Аналитик, выражавший в данном случае мнение субъективное, утверждал, что дата конца света не за горами, и находится, возможно, на грани нынешнего и грядущего тысячелетий.
– Насколько я помню Евангелие, – заметил на такое утверждение Ричард, – о дате финала не знают даже Ангелы…
– В общем–то, и не в дате дело; дата, – своеобразная привязка по времени, – прозвучал ответ. – А время, придуманное человеком, на исходе его существования поглотит Вечность, которая не знает никаких дат…
Аналитик утверждал, что падение советской империи – один из признаков эсхатологического процесса, логически завершающего цикл последней человеческой цивилизации. Государство рабов, говорил он, – высшая степень эволюционной общественной деградации, постепенно сметавшей государственность жрецов, воинов и торговцев, – то бишь, рабовладельцев, феодалов и капиталистов. И отринувшая все свои духовные и религиозные ценности в семнадцатом году Россия виделась ему обреченной заложницей неизбежного исторического финала, предопределенного свыше. Как, впрочем, и Китай, и иные их коммунистические сателлиты.
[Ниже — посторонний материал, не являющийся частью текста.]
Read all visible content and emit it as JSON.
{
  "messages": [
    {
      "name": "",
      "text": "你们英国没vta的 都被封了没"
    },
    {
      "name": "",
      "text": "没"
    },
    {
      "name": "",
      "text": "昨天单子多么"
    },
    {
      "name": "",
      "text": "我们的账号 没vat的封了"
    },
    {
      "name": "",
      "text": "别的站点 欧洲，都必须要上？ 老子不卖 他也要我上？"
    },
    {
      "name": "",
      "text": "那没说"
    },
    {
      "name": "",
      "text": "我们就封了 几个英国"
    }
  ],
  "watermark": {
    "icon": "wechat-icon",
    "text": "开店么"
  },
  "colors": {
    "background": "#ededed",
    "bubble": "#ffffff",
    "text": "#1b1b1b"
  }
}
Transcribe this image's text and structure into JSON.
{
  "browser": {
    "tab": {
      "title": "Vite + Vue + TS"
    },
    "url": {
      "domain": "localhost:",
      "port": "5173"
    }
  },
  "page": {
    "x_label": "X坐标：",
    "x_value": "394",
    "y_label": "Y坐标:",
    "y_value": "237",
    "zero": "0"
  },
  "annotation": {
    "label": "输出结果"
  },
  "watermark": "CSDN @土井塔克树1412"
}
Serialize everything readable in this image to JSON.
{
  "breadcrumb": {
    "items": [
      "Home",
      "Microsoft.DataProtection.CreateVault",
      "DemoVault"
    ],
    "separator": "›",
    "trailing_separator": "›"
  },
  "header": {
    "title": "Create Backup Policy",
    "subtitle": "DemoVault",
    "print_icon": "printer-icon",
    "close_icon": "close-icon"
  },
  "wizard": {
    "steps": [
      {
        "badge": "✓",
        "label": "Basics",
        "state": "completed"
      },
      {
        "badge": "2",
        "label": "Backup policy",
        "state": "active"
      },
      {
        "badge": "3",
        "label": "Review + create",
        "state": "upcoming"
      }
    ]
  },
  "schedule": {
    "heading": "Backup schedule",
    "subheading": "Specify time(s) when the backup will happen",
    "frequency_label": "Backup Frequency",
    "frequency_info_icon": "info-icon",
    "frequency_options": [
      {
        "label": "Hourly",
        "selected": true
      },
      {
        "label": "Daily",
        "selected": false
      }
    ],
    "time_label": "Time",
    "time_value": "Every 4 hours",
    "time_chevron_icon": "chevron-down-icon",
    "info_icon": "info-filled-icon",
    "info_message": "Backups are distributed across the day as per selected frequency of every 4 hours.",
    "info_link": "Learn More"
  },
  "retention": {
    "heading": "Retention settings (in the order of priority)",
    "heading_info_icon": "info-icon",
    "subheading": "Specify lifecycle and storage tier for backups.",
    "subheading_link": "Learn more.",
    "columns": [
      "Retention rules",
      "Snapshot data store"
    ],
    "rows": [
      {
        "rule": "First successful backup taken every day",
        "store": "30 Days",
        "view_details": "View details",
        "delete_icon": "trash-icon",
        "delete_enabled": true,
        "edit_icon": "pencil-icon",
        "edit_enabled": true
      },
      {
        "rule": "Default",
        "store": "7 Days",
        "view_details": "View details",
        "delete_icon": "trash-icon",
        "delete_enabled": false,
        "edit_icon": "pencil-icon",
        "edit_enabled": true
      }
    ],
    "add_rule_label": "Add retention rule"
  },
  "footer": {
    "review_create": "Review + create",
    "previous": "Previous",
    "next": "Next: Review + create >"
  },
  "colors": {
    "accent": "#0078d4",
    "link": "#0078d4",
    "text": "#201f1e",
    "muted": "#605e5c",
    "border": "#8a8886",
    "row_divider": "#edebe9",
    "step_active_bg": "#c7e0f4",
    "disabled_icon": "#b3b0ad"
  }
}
– Но ведь Россия, – возражал Ричард, – знавшая лишь зачаточный капитализм, сегодня – на пути к его возрождению…
– Это – противоречит всей логике цикличного общественного развития, – утверждал оппонент. – От хаоса Россию спасают ее неисчислимые покуда богатства и привычное умение практически каждого ее обитателя воровать и подворовывать. Посему еще какое–то время на плаву продержится странный конгломерат, сочетающий в себе коктейль всех исторических формаций. Конгломерат с полузатертой, но все–таки различимой эмблемой серпа и молота. Инфернальным символом.
– Почему – инфернальным? – спросил он доку–аналитика не без интереса.
– Наука о символах – наука для избранных, – ответил тот. – И один из постулатов при выборе символа для миллионов – его неассоциативность с понятиями оккультными. Вот тебе серп и молот, олицетворяющие благородный труд человека на земле. Но если бы так! Серп аналогичен косе – образу смерти, орудию Сатурна–Кроноса, погубителю бытия. Молот же – крест с оборванной вертикалью – та же смерть и безысходность, ибо продолжение его означало бы выход ввысь, а тут указывается лишь путь снисхождения в перспективу Ада. Где, согласно античным легендам, тем же молотом орудует Гефест… В Москве, кстати, стоит замечательный памятник коммунизму: колхозница с серпом и рабочий с молотом. В них весь Ад – с его пламенем страдалищ и холодом смерти. Кто, интересно, вложил такую идею в голову автора? Загадка! А сам герб страны… Это же просто торжество демонизма!
– А что там особенного? Колоски, земной шар… Очень мило.
– Там есть солнце.
– Ну, солнце.
– Но располагается оно не над милым земным шаром, а под ним. Это – древний символ огня ада, так называемое «солнце черной полуночи». Я могу еще объяснять тебе про точку зимнего солнцестояния, олицетворяющую апогей космической зимы, что родила языческие новогодние мистерии…
Ричард тогда спешил, и собеседника не дослушал; потом, в кутерьме служебных дел они общались на темы конкретные и сиюминутные, а вот теперь он сожалел, что общение отныне уже невозможно, и он не услышал, вероятно, весьма много не только любопытного, но и полезного…
Извилист путь человеческой мысли. Образ эмигранта из России отчего–то дал Ричарду повод задуматься над тем, о чем, наверняка, его соседу по дому размышлять попросту не полагалось согласно сверхзадачи его миссии на этой земле; сверхзадачи, ведомой лишь Творцу…
Собственно, сверхзадачи всех миссий людских определялись и определяются отнюдь не их исполнителями.
Проснувшись, Ричард позавтракал клубничным йогуртом, выпил две чашки кофе и спустился в сад, – подышать утренним морозным воздухом позднего декабря.
В отдалении, в русской воинской части, мерно гудели разогреваемые танковые дизели; случайные снежинки осыпались из серенькой мглы низкого неба; Карлсхорст был мрачен и пуст.
Вход в дом со стороны заднего двора был открыт, Ричард заглянул в дверной проем и вдруг – услышал голос Михаила, донесшийся из глубины расположенного поблизости подвала…
Дверь в подвал со вчерашнего вечера он намеренно оставил незапертой, чтобы тем самым развеять возможность каких–либо подозрений относительно природы его особого интереса к данному помещению, и теперь под каменным сводом застал своих постояльцев, вооруженных швабрами.
– Вчера не успели марафет навести, – сказал Миша. – Но лучше поздно, чем никогда, как у нас говорят… В России, то есть.